The Bigger Picture Karabo Mokoena
There is so much beauty behind a filmmaker’s motivated use of character, space and visual aesthetic as it relates to a specific subject matter. When you are nurtured into an emotional experience of the film, everything is just a building block towards a much bigger picture. It’s bigger than you; it’s bigger than the characters and almost always bigger than the film itself. When intention meets film, what you get is a mirror into truth and agency.
Directed by Anthony Mandler, Monster follows Steve, a 17-year-old film student who finds himself in a battle for his innocence after unknowingly being implicated in a robbery/murder. The central idea of this film is very familiar – something we have seen explored in various films. However, what makes it so thought – provoking is the deliberateness of the decisions that were made throughout the entire film.
From the use of voice-over as an expression of how his creative voice as a film student is slowly becoming an interrogative one, to the use of a theatre performance atmosphere to convey a life story being performed. It is so clear how this not only translates to his positionality as a film student but to the whole idea of performing one’s identity based on your experiences.
There are various scenes that stand out in this film. A lot more fascinating to me are the scenes where this theatre performance atmosphere comes into play. At the beginning of one of the scenes, the door slides open to reveal Steve’s father, when he is visiting him in prison, much like the curtains opening at the beginning of a scene in the theatre – a symbol that this is his scene, drawing us into him as a father and his interpretation of the situation. Your focus is supposed to stay with him and never shift.
In the same scene, Steve asks “You believe me, right?”- after having established such a strong bond between this father and his son, the deliberate decision to not have him immediately responding with affirmation is so precise.
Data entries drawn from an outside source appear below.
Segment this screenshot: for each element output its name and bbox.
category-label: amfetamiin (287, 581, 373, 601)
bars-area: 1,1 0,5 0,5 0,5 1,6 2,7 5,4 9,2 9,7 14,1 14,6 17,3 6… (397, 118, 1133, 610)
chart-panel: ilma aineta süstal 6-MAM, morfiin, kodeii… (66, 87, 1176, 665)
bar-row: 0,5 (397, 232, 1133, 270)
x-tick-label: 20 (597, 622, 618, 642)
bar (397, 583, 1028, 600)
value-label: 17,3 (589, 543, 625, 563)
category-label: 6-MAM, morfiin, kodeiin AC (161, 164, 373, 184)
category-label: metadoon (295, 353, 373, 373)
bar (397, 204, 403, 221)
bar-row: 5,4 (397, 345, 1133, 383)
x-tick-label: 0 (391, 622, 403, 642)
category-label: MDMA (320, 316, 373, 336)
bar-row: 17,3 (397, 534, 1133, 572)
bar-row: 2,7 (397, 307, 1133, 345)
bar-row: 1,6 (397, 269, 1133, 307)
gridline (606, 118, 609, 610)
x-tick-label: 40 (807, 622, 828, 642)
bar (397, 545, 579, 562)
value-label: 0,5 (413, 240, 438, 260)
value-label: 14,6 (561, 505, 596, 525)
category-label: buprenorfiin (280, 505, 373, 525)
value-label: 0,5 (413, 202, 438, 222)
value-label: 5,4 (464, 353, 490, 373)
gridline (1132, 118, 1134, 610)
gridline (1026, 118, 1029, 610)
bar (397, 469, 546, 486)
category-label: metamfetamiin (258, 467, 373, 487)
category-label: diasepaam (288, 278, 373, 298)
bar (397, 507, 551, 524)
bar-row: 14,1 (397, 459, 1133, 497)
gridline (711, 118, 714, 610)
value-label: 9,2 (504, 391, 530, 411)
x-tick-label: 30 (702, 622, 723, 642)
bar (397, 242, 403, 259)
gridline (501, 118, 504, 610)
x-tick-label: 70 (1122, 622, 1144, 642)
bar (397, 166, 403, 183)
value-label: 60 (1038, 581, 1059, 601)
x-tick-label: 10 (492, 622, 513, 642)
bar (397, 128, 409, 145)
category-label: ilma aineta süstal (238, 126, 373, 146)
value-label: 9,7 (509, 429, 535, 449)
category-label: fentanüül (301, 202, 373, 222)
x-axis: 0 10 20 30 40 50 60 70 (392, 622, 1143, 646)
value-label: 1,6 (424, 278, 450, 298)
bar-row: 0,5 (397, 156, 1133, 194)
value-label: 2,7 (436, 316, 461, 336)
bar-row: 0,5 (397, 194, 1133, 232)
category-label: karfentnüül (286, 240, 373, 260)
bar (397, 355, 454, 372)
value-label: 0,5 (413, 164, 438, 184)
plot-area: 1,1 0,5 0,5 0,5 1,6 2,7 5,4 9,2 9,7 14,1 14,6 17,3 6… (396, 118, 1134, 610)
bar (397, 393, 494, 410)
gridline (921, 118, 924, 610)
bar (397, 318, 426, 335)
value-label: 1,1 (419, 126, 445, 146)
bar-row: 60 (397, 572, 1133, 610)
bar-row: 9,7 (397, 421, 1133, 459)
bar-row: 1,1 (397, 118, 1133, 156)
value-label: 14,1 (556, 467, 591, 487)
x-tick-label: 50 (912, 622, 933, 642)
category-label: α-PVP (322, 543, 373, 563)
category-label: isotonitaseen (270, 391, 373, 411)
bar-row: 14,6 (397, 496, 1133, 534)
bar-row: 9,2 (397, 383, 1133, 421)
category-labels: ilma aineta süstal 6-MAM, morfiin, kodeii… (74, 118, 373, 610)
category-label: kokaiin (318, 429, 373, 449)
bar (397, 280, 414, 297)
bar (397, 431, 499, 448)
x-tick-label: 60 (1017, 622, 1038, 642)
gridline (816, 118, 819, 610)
That silence is such an important symbol. He definitely believes him but he knows it is not up to him. This also plays into the theatre performance symbolism where at the end of a play, the audience is invited to ‘believe’ the performance. What we have here is a film that manipulates visual and sonic aesthetics so well that it allows the viewer to transcend time and space.
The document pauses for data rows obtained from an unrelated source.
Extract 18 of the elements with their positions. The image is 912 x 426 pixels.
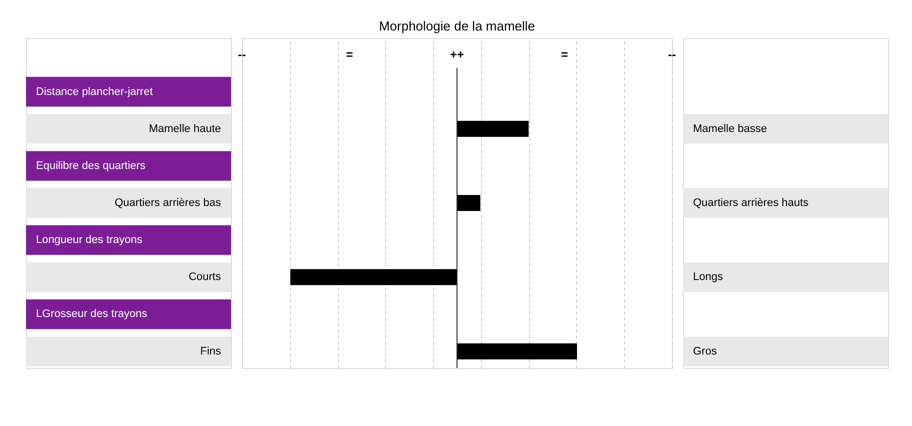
annotation: =	[346, 48, 354, 62]
text: --	[668, 48, 676, 62]
y-tick-label: Longueur des trayons	[36, 234, 143, 246]
chart-title: Morphologie de la mamelle	[378, 18, 536, 34]
y-tick-label: Equilibre des quartiers	[36, 160, 146, 172]
text: Mamelle basse	[693, 122, 767, 135]
text: Longs	[693, 271, 724, 284]
text: Quartiers arrières hauts	[693, 197, 810, 209]
text: Courts	[188, 271, 222, 284]
text: Quartiers arrières bas	[114, 197, 222, 209]
annotation: ++	[450, 48, 464, 62]
y-tick-label: Distance plancher-jarret	[36, 86, 153, 98]
annotation: =	[560, 48, 568, 62]
text: Gros	[693, 345, 718, 358]
text: Fins	[200, 345, 222, 358]
text: Mamelle haute	[148, 122, 221, 135]
y-tick-label: LGrosseur des trayons	[36, 308, 148, 320]
text: --	[238, 48, 246, 62]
In filmmaking, precision is very gratifying. When you watch a film and almost every aspect of its conveyance is motivated, this reels you into the story in a very unique way. Creative processes are becoming more and more intentional when it comes to filmmaking, perhaps because we are living in a time in which there are various cultural shifts in how people think, feel and speak about specific subject matters, and this is worth a study.
When intention meets film, everything from how a performance is blocked, the decision to track into the action at a specific point, the pace, the use of voice over, etc. is the driving force of story and meaning. This makes storytelling very compelling because you are not just following the characters but you are also being taken into a very calculated and symbolic expression of a lived experience. Certain scenes/shots/lines of dialogue propel you to actively take on a moral, political or social stance on the subject matter at hand. When such intentional decisions are made, the film becomes more than just an account of a story but a mirror for the viewer.